Драгоценные сведения о славянах и Киевской Руси, собранные восточными географами IX–XII вв. у капитанов морских кораблей, у караван-башей сухопутных купеческих обозов и у приезжих русов в самой столице халифата — Багдаде — изучены еще не достаточно.
Рассмотрение этих источников находилось, естественно, в руках востоковедов, владеющих персидским и арабским языками. Сделано очень много: получены и тщательно отшлифованы переводы на европейские (в том числе и русский) языки, установлены многочисленные заимствования поздними авторами у своих предшественников, иной раз неизвестных нам в подлинном и полном виде.
Первый, текстологический, этап изучения восточных авторов можно считать в основном завершенным. Историческая наука благодарна востоковедам за существенное расширение источниковедческой базы. Особенно интересны те уточнения прежних переводов, которые сделаны тонкими знатоками языка и основаны на конкретном словоупотреблении в определенное время, в пору написания того или иного сочинения. Приведу несколько примеров, относящихся только к одному автору — Ибн-Русте (903).
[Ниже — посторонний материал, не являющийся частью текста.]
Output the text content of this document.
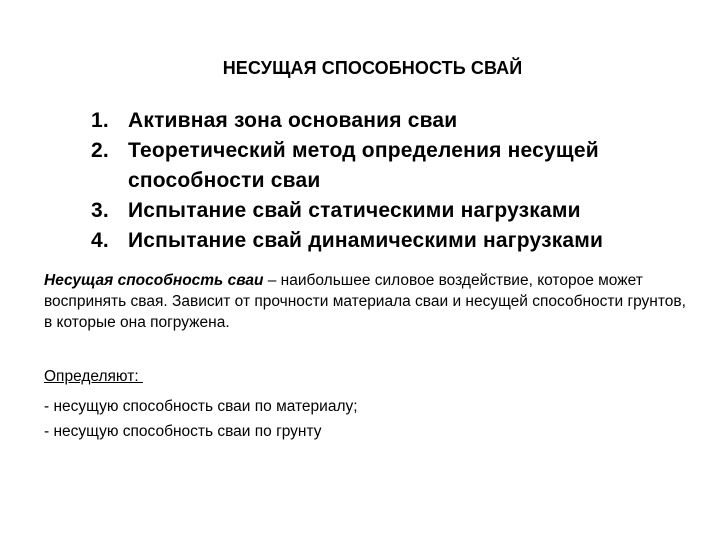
НЕСУЩАЯ СПОСОБНОСТЬ СВАЙ
1. Активная зона основания сваи
2. Теоретический метод определения несущей способности сваи
3. Испытание свай статическими нагрузками
4. Испытание свай динамическими нагрузками

Несущая способность сваи – наибольшее силовое воздействие, которое может воспринять свая. Зависит от прочности материала сваи и несущей способности грунтов, в которые она погружена.

Определяют:
- несущую способность сваи по материалу;
- несущую способность сваи по грунту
Б.Н. Заходер установил, что для IX–X вв. слово «раис» означало «суверенного вождя племени» и, кроме того, —
К важной филологической поправке Заходера следует добавить крайне интересные (и недостаточно еще использованные) сведения, занесенные в русскую летопись: древнейший русский дипломатический документ — договор с Византией 911 г. — при изложении русской феодальной иерархии трижды упоминает «светлых князей», находившихся под рукой киевского кпязя. Сам договор заключен от имени киевского князя и от всех его вассалов
Текстологические уточнения, вероятно, будут производиться и в дальнейшем, но сейчас уже появилась возможность использовать весь комплекс восточных географических сочинений и, кроме того, возникла острая необходимость в проверке исторических выводов востоковедов, делаемых ими в отношении русской истории.
Переход от прочтения источников к их историческому осмыслению происходил в востоковедческой науке в ту пору (конец XIX — начало XX в.), когда историки, подобно средневековым алхимикам, искавшим в веществах некий «теплотвор», находили универсальное объяснение истории славянства в норманской теории. Норманисты того времени сохранили высокомерный взгляд на славян, унаследованный ими от основателей этой гипотезы, и применили не очень чистоплотный, но весьма эффективный полемический прием: настоящей наукой был объявлен только норманизм, а все иные взгляды или критика положений норманистов расценивались как беспомощное, далекое от научной истины проявление наивного патриотизма.
Русская дореволюционная интеллигенция, склонная во многих вопросах к самобичеванию, покорно приняла этот тезис об историческом теплотворе. Восточные источники с их запутанной и противоречивой графикой, с отрывочными записями путешественников, видевших лишь какую-то часть славянского мира, с присущим им использованием старых географических сочинений позднейшими авторами, оказались очень удобной питательной средой для норманизма.